La intuición de una mujer es más rigurosa que la certeza de un hombre. Marina sospecha que la voy a dejar. Y con eso lo que hace es darle alimento a mi imaginación, porque en realidad jamás he pensado en separarme de ella. ¿Para qué? ¿Adónde iría? ¿Pasar por el calvario de la inestabilidad, construir una nueva vida? Me satura pensar en los quebrantos económicos, el alquiler de un nuevo departamento y el reparto de los pocos objetos que compramos juntos. Pienso en separarme y siento un abismo casi físico, localizado entre el ombligo y el esternón. Sufrir requiere de una enorme musculatura emocional. La tristeza no es un asunto para débiles. Además, odio las peleas, las confrontaciones, no soporto el griterío doméstico que se proyecta por fuera de las ventanas del hogar. Odio ser el protagonista de un episodio de neorrealismo italiano. El amor debería irse de la misma forma como llega: sin darnos cuenta, con su estela de angustias e incertidumbres, pero sin esa enojosa manía de enfrentarnos a lo más despreciable de nosotros.

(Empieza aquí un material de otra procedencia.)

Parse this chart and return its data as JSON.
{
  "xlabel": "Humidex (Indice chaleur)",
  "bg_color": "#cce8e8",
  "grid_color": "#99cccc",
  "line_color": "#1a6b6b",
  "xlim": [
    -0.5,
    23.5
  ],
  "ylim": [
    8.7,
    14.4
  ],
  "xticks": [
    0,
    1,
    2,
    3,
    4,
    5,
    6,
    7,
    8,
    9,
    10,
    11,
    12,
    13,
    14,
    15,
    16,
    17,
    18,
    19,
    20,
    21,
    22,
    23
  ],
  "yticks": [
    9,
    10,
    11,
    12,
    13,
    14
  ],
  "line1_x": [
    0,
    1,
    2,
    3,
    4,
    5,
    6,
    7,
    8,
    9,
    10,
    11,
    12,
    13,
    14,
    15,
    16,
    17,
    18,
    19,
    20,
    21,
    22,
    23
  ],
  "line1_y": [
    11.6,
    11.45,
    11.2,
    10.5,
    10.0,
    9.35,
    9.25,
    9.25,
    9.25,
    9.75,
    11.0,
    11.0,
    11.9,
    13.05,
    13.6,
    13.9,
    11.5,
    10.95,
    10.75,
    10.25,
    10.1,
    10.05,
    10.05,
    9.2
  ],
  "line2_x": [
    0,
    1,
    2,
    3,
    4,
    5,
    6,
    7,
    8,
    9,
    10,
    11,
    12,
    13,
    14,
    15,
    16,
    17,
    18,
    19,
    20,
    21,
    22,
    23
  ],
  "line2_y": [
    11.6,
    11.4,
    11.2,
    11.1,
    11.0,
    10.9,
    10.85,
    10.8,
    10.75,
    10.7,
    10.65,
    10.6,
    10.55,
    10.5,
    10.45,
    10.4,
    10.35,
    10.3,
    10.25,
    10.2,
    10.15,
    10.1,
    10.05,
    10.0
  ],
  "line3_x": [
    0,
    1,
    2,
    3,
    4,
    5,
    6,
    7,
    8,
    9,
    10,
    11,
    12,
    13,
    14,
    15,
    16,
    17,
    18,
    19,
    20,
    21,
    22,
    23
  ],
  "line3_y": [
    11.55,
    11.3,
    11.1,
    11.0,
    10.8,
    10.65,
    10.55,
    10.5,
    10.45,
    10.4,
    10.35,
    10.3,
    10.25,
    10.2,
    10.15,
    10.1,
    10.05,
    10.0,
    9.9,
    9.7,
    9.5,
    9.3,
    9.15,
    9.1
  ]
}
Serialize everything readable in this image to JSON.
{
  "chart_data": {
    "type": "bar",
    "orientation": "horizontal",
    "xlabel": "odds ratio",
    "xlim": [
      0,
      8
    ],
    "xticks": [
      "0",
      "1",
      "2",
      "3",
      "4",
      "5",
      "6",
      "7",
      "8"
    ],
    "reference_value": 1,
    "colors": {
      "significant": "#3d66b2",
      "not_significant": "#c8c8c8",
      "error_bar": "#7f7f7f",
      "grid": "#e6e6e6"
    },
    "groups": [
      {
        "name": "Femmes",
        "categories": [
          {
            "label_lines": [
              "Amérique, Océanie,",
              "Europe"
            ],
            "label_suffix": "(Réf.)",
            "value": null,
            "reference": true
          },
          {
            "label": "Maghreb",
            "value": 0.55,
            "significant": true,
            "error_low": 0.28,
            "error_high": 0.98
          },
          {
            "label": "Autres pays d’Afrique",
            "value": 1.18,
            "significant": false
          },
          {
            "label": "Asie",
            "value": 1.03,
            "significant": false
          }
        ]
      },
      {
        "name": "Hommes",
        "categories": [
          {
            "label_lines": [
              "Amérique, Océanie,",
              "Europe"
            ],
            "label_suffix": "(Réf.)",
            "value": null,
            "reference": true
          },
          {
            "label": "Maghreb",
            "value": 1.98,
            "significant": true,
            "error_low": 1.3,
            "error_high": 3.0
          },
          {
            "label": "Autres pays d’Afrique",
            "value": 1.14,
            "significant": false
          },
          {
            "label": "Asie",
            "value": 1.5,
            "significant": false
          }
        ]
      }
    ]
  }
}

El otro día estábamos mirando la televisión, disputándonos el poder del control remoto, en realidad desconfiando de la elección del otro (a ella le gustan los noticieros, a mí las películas), con las luces de la habitación encendidas, más que una habitación parecía un quirófano, una sala de terapia intensiva, todavía vestidos, yo con unos Adidas gastados y sucios que uso de pantuflas, ella con la chaqueta de la oficina todavía puesta, eran las nueve y media de la noche de un martes, podía ser un jueves o un sábado, pero era un martes, callados o hablando sólo lo necesario, quién cierra la puerta de la cocina que quedó abierta, quién llama al delivery para satisfacer un hambre que ninguno de los dos tiene, ¿pizza?, ¿comida china?, yo sin acercarme demasiado hacia el lado izquierdo donde ella suele dormir, bien pegada a la ventana, como saliéndose de la habitación, como si su espíritu se desprendiera de su cuerpo para volar a otra ciudad o a otra Marina, y yo en modo holograma, sin levantarme de la cama, marco los siete números que ya debería saberme de memoria, y pido una pizza con jamón y luego cuelgo y esperamos, siempre esperamos algo, mientras vemos por el noticiero a una reportera demasiado rubia, demasiado segura de su desempeño periodístico diciendo que había muerto la dama de los bucles de acero, doña Margaret Thatcher.

¿Se habrá casado, divorciado? ¿Tendrá hijos? ¿Habrá emigrado a España, México, Estados Unidos? ¿Terminaría sus estudios de abogacía? Fue lo último que supe de ella: quería entrar a la universidad a estudiar Derecho. Después se cortó la comunicación, y pasaron veinte, veinticinco, treinta años sin preguntarme por ella, sin recordar siquiera alguna de nuestras amorosas peripecias, incluso deliberadamente olvidando los episodios compartidos, porque uno huye del pasado para sentir que avanza más o menos invicto, o para tener la precaria certeza de que no nos quedamos anclados, quizás para sentirnos más libres, más instrumentos del futuro. Ilusos: pensamos que el futuro nos pertenece a los diecisiete, y después nos enteramos de que el futuro es una gran mentira, la construcción de un tiempo al que jamás accedemos, uno de los engaños mejor calculados de la vida. Y quizás esa fue la razón por la que Olga desapareció, no digo el motivo de nuestra ruptura, al cual me referiré más adelante, sino a esa operación de arrancarla y olvidarla, que además debió contar con el complemento del destierro de mi presencia en su vida, porque dos seres que se han amado, así sea por un instante, de forma inocente y profunda, llevan desde el primer beso la marca de la separación, el motivo oculto que los llevará tiempo después a odiarse. Lo que los une, eso que luce tan eterno e indestructible, está hecho con el mismo metal del hacha que los separará.